Nach wie vor kann auf der Welt jederzeit ein Atomkrieg ausbrechen. Die Antrittsrede von US-Präsident Barack Obama lässt darauf schliessen, dass er der atomaren Bedrohung entschlossen entgegengetreten wird. Das meinen die Organisatoren des 2010 in Basel stattfindenden Weltkongresses der Ärzte gegen Atomkrieg.
Basel, 21. Januar 2009

Frische Hoffnungen bei den Schweizer Ärztinnen und Ärzten gegen den Atomkrieg nach der Antrittsrede des neuen US-Präsidenten Barack Hussein Obama von gestern Dienstag in Washington: Sie lesen aus der ohne Manuskript gehaltenen Rede "erste Anzeichen einer amerikanischen Initiative zur nuklearen Abrüstung". Obama habe erfreulicherweise die "Minderung der nuklearen Gefahr" zu einer von vier Vorrangthemen seiner Aussenpolitik erhoben.

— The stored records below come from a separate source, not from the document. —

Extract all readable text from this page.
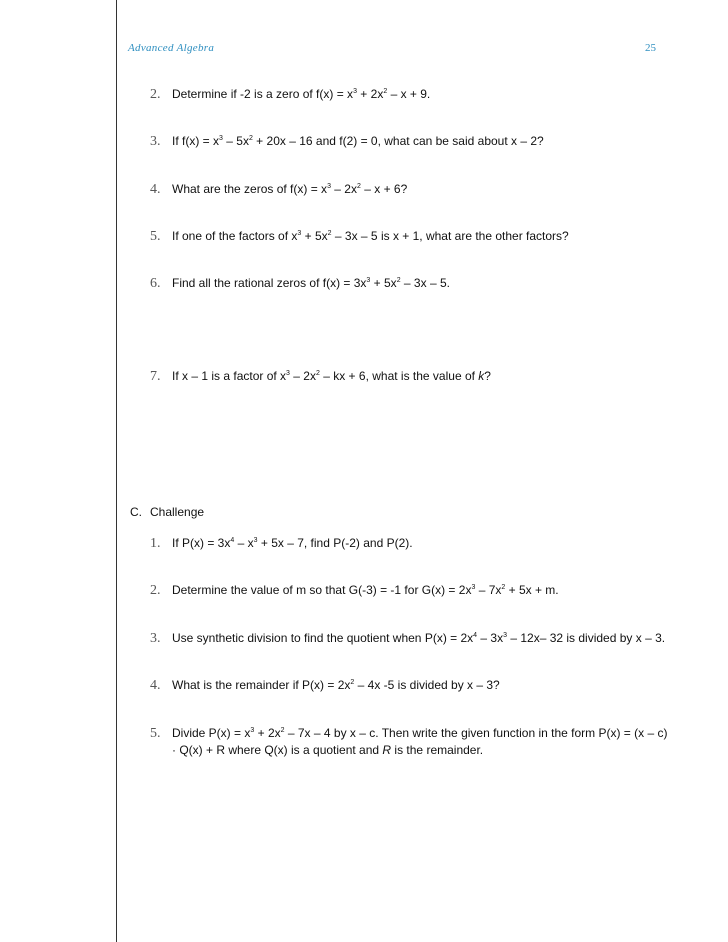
Advanced Algebra	25
2. Determine if -2 is a zero of $f(x) = x^3 + 2x^2 - x + 9$.
3. If $f(x) = x^3 - 5x^2 + 20x - 16$ and f(2) = 0, what can be said about x – 2?
4. What are the zeros of $f(x) = x^3 - 2x^2 - x + 6$?
5. If one of the factors of $x^3 + 5x^2 - 3x - 5$ is x + 1, what are the other factors?
6. Find all the rational zeros of $f(x) = 3x^3 + 5x^2 - 3x - 5$.
7. If x – 1 is a factor of $x^3 - 2x^2$ – kx + 6, what is the value of k?
C. Challenge
1. If $P(x) = 3x^4 - x^3 + 5x - 7$, find P(-2) and P(2).
2. Determine the value of m so that G(-3) = -1 for $G(x) = 2x^3 - 7x^2 + 5x + m$.
3. Use synthetic division to find the quotient when $P(x) = 2x^4 - 3x^3 - 12x-$ 32 is divided by x – 3.
4. What is the remainder if $P(x) = 2x^2 - 4x$ -5 is divided by x – 3?
5. Divide $P(x) = x^3 + 2x^2 - 7x - 4$ by x – c. Then write the given function in the form P(x) = (x – c) · Q(x) + R where Q(x) is a quotient and R is the remainder.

Zudem habe er die Zusammenarbeit mit "früheren Feinden" versprochen und sich zum Multilateralimus bekannt. Auch seine klare Aussage, dass militärische Stärke keine ausreichende Voraussetzung für nationale Sicherheit sei, deute in diese Richtung, erklärt in ihrer Medienmitteilung die Schweizer Sektion der Internationalen Ärztinnen und Ärzte gegen den Atomkrieg (IPPNW) mit Sitz in Basel.

 

12 Nobelpreisträger ermuntern Obama zur A-Abrüstung

 

Die Organisation hat Obama zusammen mit zwölf Nobelpreisträgern in einem offenen Brief (Bild) an sein Wahlversprechen erinnert, sich für eine Welt ohne Atomwaffen einzusetzen. Weiters bat sie den neuen Präsidenten, sich gemäss dem Vorschlag von UNO-Sekretär Ban Ki-moon an die bestehende Atomwaffenkonvention zu halten und diese als Grundlage für das hohe Ziel zu verwenden.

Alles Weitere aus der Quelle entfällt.